1950 ile 1960 yılları arasında Anayasa kısmen uygulansa da 27 Mayıs askeri darbesi ile tamamen kaldırılarak, 1961 de kurulan Milli Birlik Komitesi tarafından hazırlanan anayasa referanduma gidilerek halka kabul ettirildi, kabul ettirildi diyorum çünkü; 1962 ve 1963 yıllarında giriştiği darbelerde başarısız olan Albay Talat Aydemir Mamak Yargılamaları esnasın da; "Ne kadar ilgi çekicidir ki, 1961 de, Giresun da vatandaşların göğsünde sigara söndürterek, zorla kabul ettirdiğim anayasayı ihlal suçlamasıyla yargılanıyorum." dedi.
İşte bu dönemde (1961'de) kurulan Anayasa Mahkemesi, Meclise güvenilmediğinden olacak ki; meclisin yaptığı yasaları denetlemek için kurulmuş ve tüm üyeleri de Cumhurbaşkanı tarafından seçilmektedir.

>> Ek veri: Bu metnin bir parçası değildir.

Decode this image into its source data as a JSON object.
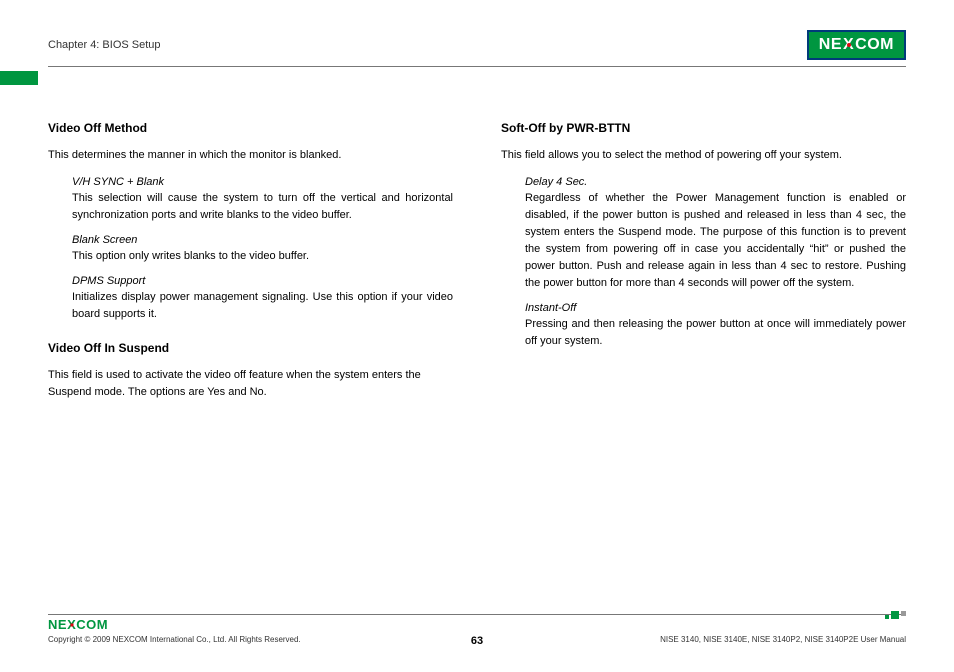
{
  "header": {
    "chapter": "Chapter 4: BIOS Setup",
    "logo_parts": {
      "pre": "NE",
      "x": "X",
      "post": "COM"
    }
  },
  "left_column": {
    "s1": {
      "heading": "Video Off Method",
      "intro": "This determines the manner in which the monitor is blanked.",
      "opts": [
        {
          "title": "V/H SYNC + Blank",
          "desc": "This selection will cause the system to turn off the vertical and horizontal synchronization ports and write blanks to the video buffer."
        },
        {
          "title": "Blank Screen",
          "desc": "This option only writes blanks to the video buffer."
        },
        {
          "title": "DPMS Support",
          "desc": "Initializes display power management signaling. Use this option if your video board supports it."
        }
      ]
    },
    "s2": {
      "heading": "Video Off In Suspend",
      "intro": "This field is used to activate the video off feature when the system enters the Suspend mode. The options are Yes and No."
    }
  },
  "right_column": {
    "s1": {
      "heading": "Soft-Off by PWR-BTTN",
      "intro": "This field allows you to select the method of powering off your system.",
      "opts": [
        {
          "title": "Delay 4 Sec.",
          "desc": "Regardless of whether the Power Management function is enabled or disabled, if the power button is pushed and released in less than 4 sec, the system enters the Suspend mode. The purpose of this function is to prevent the system from powering off in case you accidentally “hit” or pushed the power button. Push and release again in less than 4 sec to restore. Pushing the power button for more than 4 seconds will power off the system."
        },
        {
          "title": "Instant-Off",
          "desc": "Pressing and then releasing the power button at once will immediately power off your system."
        }
      ]
    }
  },
  "footer": {
    "logo_parts": {
      "pre": "NE",
      "x": "X",
      "post": "COM"
    },
    "copyright": "Copyright © 2009 NEXCOM International Co., Ltd. All Rights Reserved.",
    "page": "63",
    "manual": "NISE 3140, NISE 3140E, NISE 3140P2, NISE 3140P2E User Manual"
  },
  "colors": {
    "brand_green": "#009640",
    "brand_blue": "#003b7a",
    "brand_red": "#e30613",
    "rule_gray": "#777777",
    "text": "#000000"
  }
}
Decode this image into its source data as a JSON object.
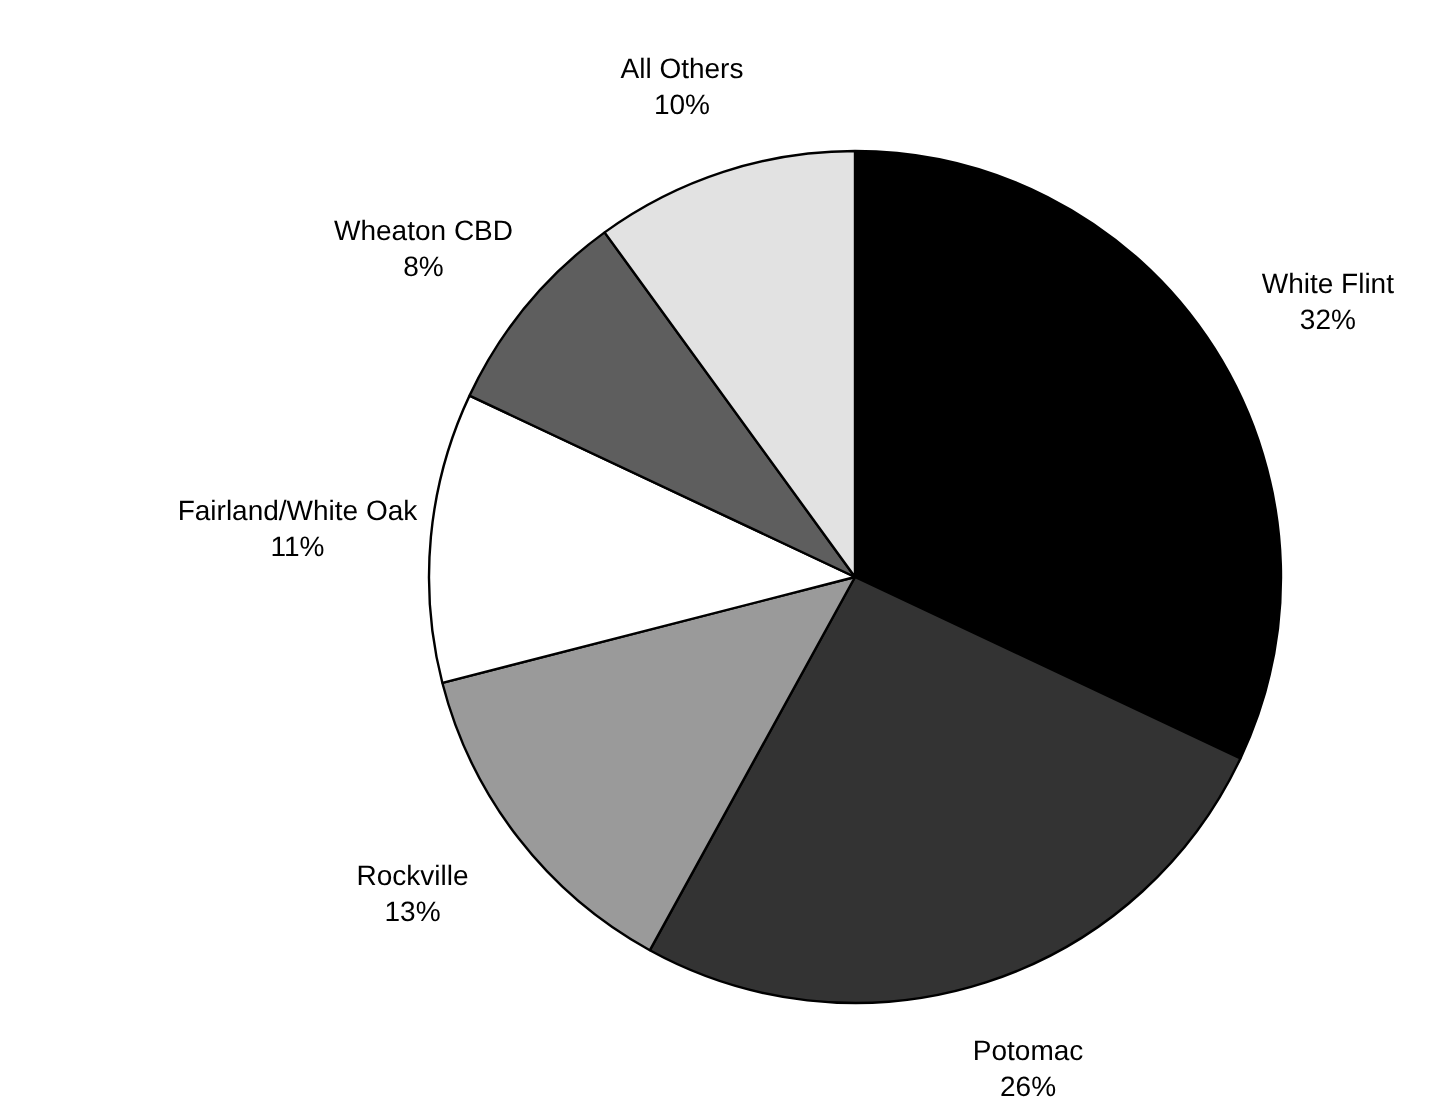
{
  "chart_data": {
    "type": "pie",
    "categories": [
      "White Flint",
      "Potomac",
      "Rockville",
      "Fairland/White Oak",
      "Wheaton CBD",
      "All Others"
    ],
    "values": [
      32,
      26,
      13,
      11,
      8,
      10
    ],
    "value_labels": [
      "32%",
      "26%",
      "13%",
      "11%",
      "8%",
      "10%"
    ],
    "colors": [
      "#000000",
      "#333333",
      "#9a9a9a",
      "#ffffff",
      "#5e5e5e",
      "#e2e2e2"
    ]
  }
}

Çetin Doğan'ın söylediği iddia edilen, hukuka aykırı olduğu halde "paşa paşa imzalattık" dediği EMASYA protokolü gibi; sizde Demokrasinin cilvesi olarak hukuka aykırı olsa bile paşa paşa referandumdan geçen yasaları kabul edeceksiniz.
Beşeri kanunlar kişilerin akıllarına göre şekillendiğinden, sizin evvel ve ahir hacetlerinize hitap etmesi düşünülemez, hitap etmiş olsaydı, sonra gelenler önce gelenleri zalimlikle suçlamaz bir görüş diğer bir görüşe ters düşmez di!